650 bilhões em silício: Big Tech aposta tudo em IA
Quando falamos de centenas de bilhões de dólares, os números deixam de ser simplesmente linhas em relatórios financeiros e se transformam em uma espécie de…
Processado por IA de Bloomberg Tech; editado por Hamidun News
Quando falamos de centenas de bilhões de dólares, os números deixam de ser simplesmente linhas em relatórios financeiros e se transformam em uma espécie de força geológica. Quatro grandes players do mercado americano — Microsoft, Alphabet, Amazon e Meta — preveem que seus investimentos de capital combinados até 2026 atingirão a marca de 650 bilhões de dólares. Para colocar em perspectiva, isso é mais do que o PIB de muitos países desenvolvidos, gasto exclusivamente em 'hardware', concreto e fios. Entramos em uma fase em que as empresas de software de repente perceberam que são conglomerados de construção e energia, porque sem um alicerce físico, suas redes neurais continuam sendo apenas código bonito no vazio.
Vamos lembrar como tudo começou.
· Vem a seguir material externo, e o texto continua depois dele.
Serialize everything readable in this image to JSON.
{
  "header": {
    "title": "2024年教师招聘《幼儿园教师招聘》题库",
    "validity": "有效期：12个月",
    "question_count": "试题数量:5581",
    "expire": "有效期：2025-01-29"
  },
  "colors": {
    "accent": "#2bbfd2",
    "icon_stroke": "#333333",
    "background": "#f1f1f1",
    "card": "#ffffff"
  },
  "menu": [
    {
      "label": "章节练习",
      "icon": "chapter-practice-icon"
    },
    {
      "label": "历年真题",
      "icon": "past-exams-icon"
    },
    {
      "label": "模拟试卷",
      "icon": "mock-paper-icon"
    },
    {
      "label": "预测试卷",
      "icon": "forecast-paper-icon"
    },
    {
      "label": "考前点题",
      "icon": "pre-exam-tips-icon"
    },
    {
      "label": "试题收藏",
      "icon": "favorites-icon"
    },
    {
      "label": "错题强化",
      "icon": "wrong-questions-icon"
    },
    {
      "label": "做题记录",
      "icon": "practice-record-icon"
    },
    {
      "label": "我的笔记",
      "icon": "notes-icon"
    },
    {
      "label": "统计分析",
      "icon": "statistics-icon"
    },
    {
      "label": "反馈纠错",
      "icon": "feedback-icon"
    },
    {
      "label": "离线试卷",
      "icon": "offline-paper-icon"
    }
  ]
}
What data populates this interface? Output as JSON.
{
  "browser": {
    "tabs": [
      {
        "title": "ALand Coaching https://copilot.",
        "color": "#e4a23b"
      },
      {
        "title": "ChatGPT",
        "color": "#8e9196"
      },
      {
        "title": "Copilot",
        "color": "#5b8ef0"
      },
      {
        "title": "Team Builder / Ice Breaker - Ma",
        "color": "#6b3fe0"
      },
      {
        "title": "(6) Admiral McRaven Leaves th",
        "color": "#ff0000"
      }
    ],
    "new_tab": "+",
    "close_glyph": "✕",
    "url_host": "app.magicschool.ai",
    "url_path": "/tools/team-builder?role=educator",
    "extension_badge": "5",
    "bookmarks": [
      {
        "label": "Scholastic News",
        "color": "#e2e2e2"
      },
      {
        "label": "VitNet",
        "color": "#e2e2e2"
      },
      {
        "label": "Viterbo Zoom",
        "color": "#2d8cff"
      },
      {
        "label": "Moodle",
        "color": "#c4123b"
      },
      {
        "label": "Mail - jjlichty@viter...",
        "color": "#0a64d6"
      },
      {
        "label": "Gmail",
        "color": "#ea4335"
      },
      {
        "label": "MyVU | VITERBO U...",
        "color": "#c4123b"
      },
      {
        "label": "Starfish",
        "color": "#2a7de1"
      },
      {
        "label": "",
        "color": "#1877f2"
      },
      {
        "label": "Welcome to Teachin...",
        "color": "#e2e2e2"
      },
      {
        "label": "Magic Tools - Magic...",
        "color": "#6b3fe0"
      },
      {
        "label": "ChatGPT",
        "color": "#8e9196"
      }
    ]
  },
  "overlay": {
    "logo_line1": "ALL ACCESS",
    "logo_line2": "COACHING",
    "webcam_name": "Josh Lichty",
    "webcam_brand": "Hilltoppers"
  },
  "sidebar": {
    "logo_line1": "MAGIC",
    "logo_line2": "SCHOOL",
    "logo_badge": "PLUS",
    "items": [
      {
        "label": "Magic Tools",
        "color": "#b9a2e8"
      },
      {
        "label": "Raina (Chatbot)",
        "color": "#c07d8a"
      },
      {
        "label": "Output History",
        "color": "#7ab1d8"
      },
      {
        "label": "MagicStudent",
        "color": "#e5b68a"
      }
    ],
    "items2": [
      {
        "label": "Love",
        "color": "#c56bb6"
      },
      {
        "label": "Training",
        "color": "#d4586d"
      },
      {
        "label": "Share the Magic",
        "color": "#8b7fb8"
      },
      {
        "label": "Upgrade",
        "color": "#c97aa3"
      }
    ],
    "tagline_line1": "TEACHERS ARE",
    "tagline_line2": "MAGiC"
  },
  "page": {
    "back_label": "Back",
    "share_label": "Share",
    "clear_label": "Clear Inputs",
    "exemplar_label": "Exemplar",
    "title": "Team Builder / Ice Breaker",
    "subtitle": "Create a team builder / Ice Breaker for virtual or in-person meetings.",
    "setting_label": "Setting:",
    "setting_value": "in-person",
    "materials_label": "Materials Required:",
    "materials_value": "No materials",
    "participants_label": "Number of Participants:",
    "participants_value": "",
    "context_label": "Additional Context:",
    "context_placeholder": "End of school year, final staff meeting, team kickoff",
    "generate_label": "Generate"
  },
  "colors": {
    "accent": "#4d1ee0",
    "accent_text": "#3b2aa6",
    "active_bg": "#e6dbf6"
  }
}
Há apenas alguns anos, investidores aplaudiam a Big Tech por 'eficiência' e redução de pessoal. Mas então chegou o ChatGPT, e as regras do jogo mudaram da noite para o dia. Agora o sucesso é medido não por linhas de código, mas pelo número de clusters de chips Nvidia H100 e pela capacidade da empresa em negociar a construção de sua própria usina nuclear. Todo esse fluxo de caixa é direcionado para criar gigantescos data centers que consomem eletricidade como cidades. Já não é apenas armazenamento na nuvem para suas fotos, mas sim verdadeiras 'fábricas de inteligência', onde cada metro quadrado custa mais do que imóveis de elite em Manhattan.
A situação parece irônica se você se lembrar dos ciclos anteriores de desenvolvimento da indústria. Antigamente, acreditava-se que TI era um negócio de baixa intensidade de capital: escreva um programa uma vez e o dimensione infinitamente. Agora, cada passo em direção a um modelo mais inteligente requer crescimento exponencial dos investimentos em infraestrutura. As empresas compram tudo: de chips de IA especializados e cabos de rede de próxima geração a geradores de backup com potência de centenas de megawatts. Esta é uma corrida pela sobrevivência, onde o preço de entrada é tão alto que qualquer novo concorrente é eliminado antes até da fase de design da fundação.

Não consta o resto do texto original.